In April, the Payment Card Industry Security Standards Council updated the standard. PCI DSS version 3.2 includes increasing the use of multifactor authentication and migrating from Secure Sockets Layer and Transport Layer Security version 1.0 to TLS version 1.1 or higher, which is more secure. The new requirements must be implemented by Feb. 1, 2018.

What Are the Risks of Noncompliance with PCI DSS?

If higher education institutions are not compliant, they run the increased risk of data breaches, which would not only damage the school’s reputation, but can result in fines. Campuses can also lose the ability to use cards for payment and spend staff time and financial resources to alert customers of the breach, says Ron King, founder and president of CampusGuard, which provides compliance and security services.

Furthermore, a data breach will force most institutions to deal with more stringent audits.

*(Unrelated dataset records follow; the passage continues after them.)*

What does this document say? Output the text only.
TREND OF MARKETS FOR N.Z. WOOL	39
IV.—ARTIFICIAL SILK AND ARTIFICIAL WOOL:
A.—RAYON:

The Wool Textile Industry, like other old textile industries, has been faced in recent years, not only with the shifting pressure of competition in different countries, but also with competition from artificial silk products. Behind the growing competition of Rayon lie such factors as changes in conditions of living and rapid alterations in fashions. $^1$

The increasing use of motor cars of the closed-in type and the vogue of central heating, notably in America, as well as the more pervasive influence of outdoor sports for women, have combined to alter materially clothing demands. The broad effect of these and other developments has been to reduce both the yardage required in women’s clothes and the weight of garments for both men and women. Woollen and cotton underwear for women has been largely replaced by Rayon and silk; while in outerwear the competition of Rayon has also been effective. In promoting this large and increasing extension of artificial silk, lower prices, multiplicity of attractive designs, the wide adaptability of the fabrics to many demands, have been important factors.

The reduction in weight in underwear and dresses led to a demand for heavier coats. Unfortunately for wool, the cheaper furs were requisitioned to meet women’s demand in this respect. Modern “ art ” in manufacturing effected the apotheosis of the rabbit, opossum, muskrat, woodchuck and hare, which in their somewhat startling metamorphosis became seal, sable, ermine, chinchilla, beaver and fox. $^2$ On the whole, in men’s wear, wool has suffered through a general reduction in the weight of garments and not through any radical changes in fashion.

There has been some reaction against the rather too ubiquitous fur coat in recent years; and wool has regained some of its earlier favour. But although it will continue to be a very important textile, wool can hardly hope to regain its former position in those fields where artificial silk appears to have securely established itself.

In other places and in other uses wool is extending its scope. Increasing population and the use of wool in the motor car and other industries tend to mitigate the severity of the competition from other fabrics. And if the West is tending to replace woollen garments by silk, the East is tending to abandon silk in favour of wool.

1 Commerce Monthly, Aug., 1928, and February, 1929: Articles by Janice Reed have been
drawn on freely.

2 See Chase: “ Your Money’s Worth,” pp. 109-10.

Instead of doing self-assessments, they will have to hire a qualified security assessor to audit their campuses to prove compliance.

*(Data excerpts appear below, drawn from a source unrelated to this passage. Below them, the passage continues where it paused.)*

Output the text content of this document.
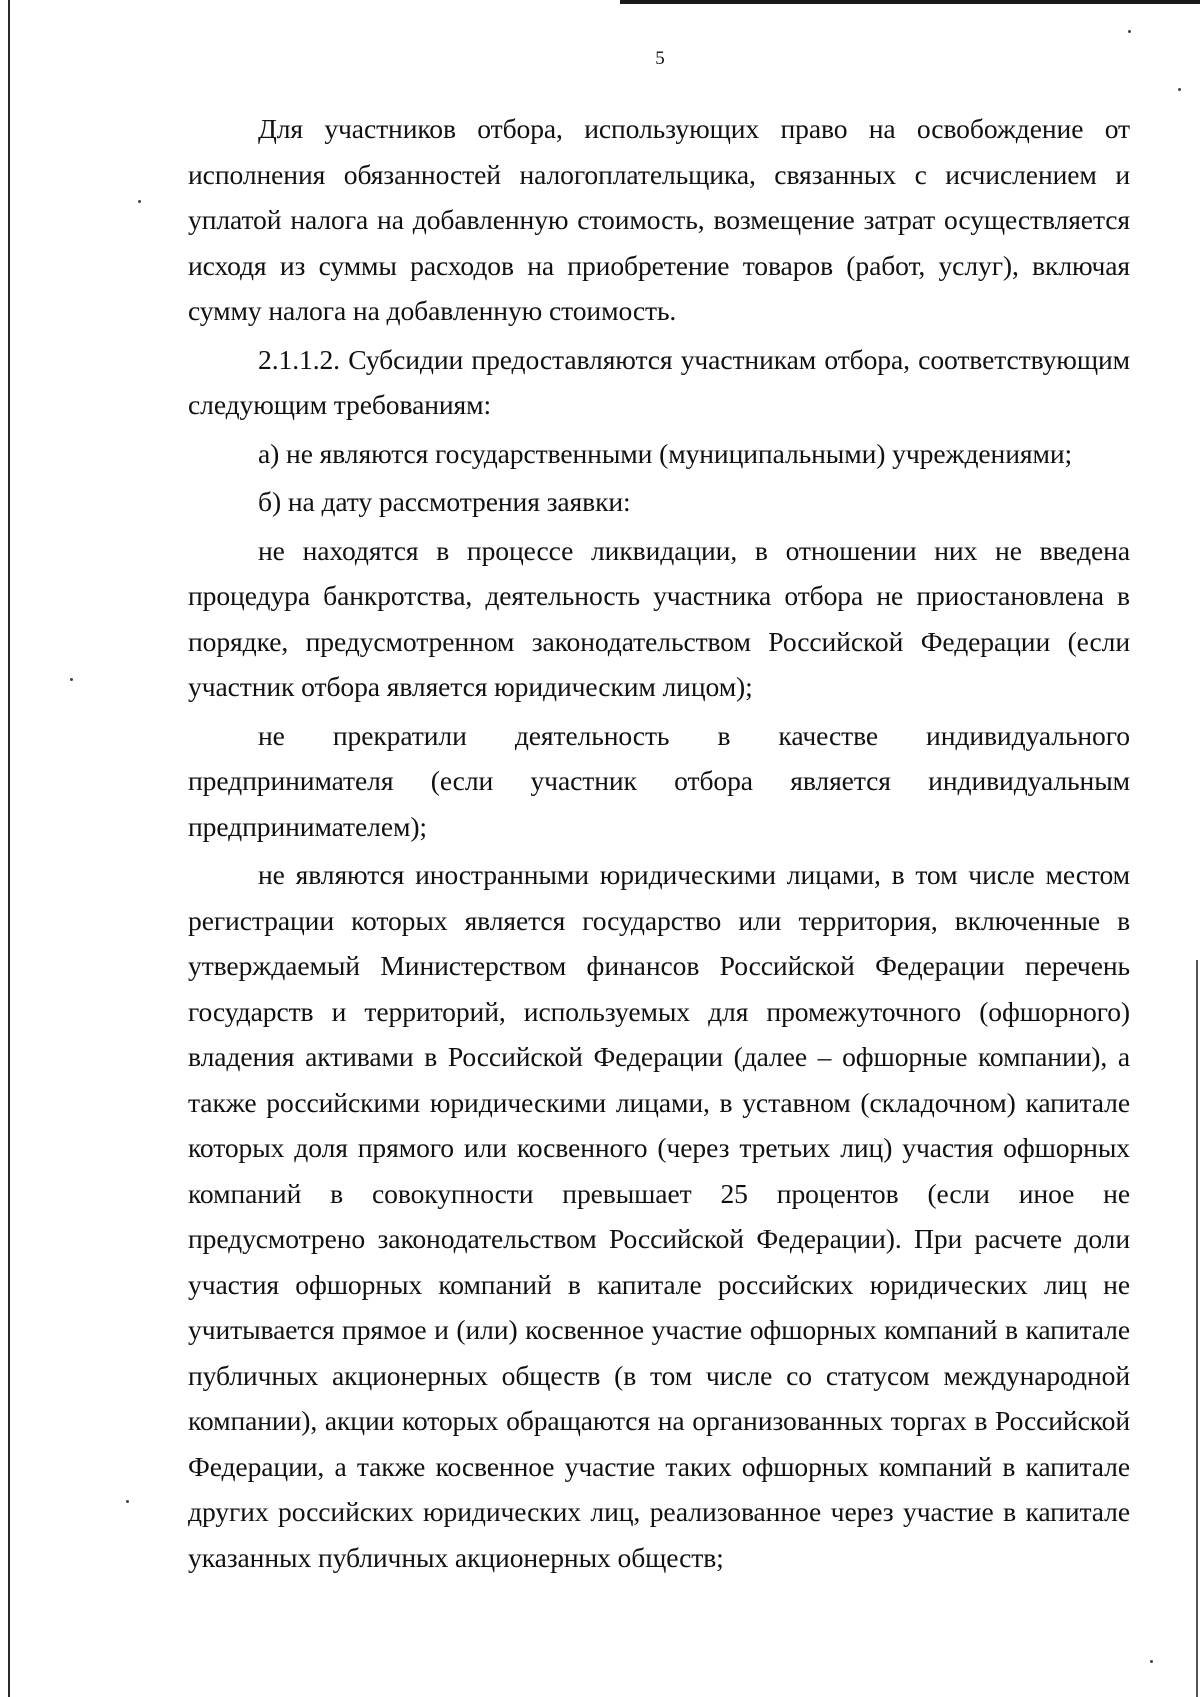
5

Для участников отбора, использующих право на освобождение от исполнения обязанностей налогоплательщика, связанных с исчислением и уплатой налога на добавленную стоимость, возмещение затрат осуществляется исходя из суммы расходов на приобретение товаров (работ, услуг), включая сумму налога на добавленную стоимость.

2.1.1.2. Субсидии предоставляются участникам отбора, соответствующим следующим требованиям:

а) не являются государственными (муниципальными) учреждениями;

б) на дату рассмотрения заявки:

не находятся в процессе ликвидации, в отношении них не введена процедура банкротства, деятельность участника отбора не приостановлена в порядке, предусмотренном законодательством Российской Федерации (если участник отбора является юридическим лицом);

не прекратили деятельность в качестве индивидуального предпринимателя (если участник отбора является индивидуальным предпринимателем);

не являются иностранными юридическими лицами, в том числе местом регистрации которых является государство или территория, включенные в утверждаемый Министерством финансов Российской Федерации перечень государств и территорий, используемых для промежуточного (офшорного) владения активами в Российской Федерации (далее – офшорные компании), а также российскими юридическими лицами, в уставном (складочном) капитале которых доля прямого или косвенного (через третьих лиц) участия офшорных компаний в совокупности превышает 25 процентов (если иное не предусмотрено законодательством Российской Федерации). При расчете доли участия офшорных компаний в капитале российских юридических лиц не учитывается прямое и (или) косвенное участие офшорных компаний в капитале публичных акционерных обществ (в том числе со статусом международной компании), акции которых обращаются на организованных торгах в Российской Федерации, а также косвенное участие таких офшорных компаний в капитале других российских юридических лиц, реализованное через участие в капитале указанных публичных акционерных обществ;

What’s the difference? Most colleges today are classified as Level 3 merchants, meaning they have 20,000 to 1 million transactions a year. (Level 1 merchants have more than 6 million transactions annually, Level 2 has between 1 and 6 million transactions, and Level 4 merchants have fewer than 20,000 transactions).

Level 3 merchants are required to do self-assessment questionnaires to prove their compliance. But if they suffer data breaches, they must meet Level 1 merchant requirements for a year, meaning they must use an outside qualified security assessor (QSA) to audit their university to ensure compliance, King says.

What Are the Challenges to Achieving PCI DSS Compliance?

Campuses may have several dozen departments taking payments face to face, over the telephone or online, including the bursar’s office, bookstore, food vendors and the athletics department. The big challenge is knowing what every department is doing and whether they’re meeting PCI DSS requirements, King says.

Another challenge is securing the network by segmenting the traffic to keep payment card transactions separate from other network traffic.

What Are Some PCI DSS Implementation Best Practices?

  1. Outsource card transaction processing to third-party service providers as much as possible. That results in a smaller footprint that universities have to manage, King says. If service providers are used, campuses must have proof that service providers are PCI DSS–compliant, he adds.

  2. Hire a qualified security assessor. The third-party consultant can analyze the current process, discover gaps and provide a detailed report and roadmap on what a college or university needs to do to fully meet PCI DSS requirements, King says.

    An assessor will meet with individual departments that use card transactions, but also focus on the IT department, which manages the network, firewalls and point-of-sale devices. “Eighty percent of the time we’re called by business and finance officials at a university, but 80 percent of the work is shouldered by the IT department,” he says.

    IT best practices include segmenting the network through technology such as virtualization and using point-to-point encryption if they are storing card information, he says.

  3. Train employees on security best practices. Wesley Howdyshell, compliance specialist at James Madison University’s University Business Office, shares these best practices as part of his training:

    • Do not send or accept credit card information over email.

    • Do not store payment card data in any form for any reason, including account numbers and expiration dates, after the transaction is complete.

    • Only allow employees who have legitimate business needs to access cardholder information.

    • Each user needs his or her own User ID with a secure password that is changed regularly.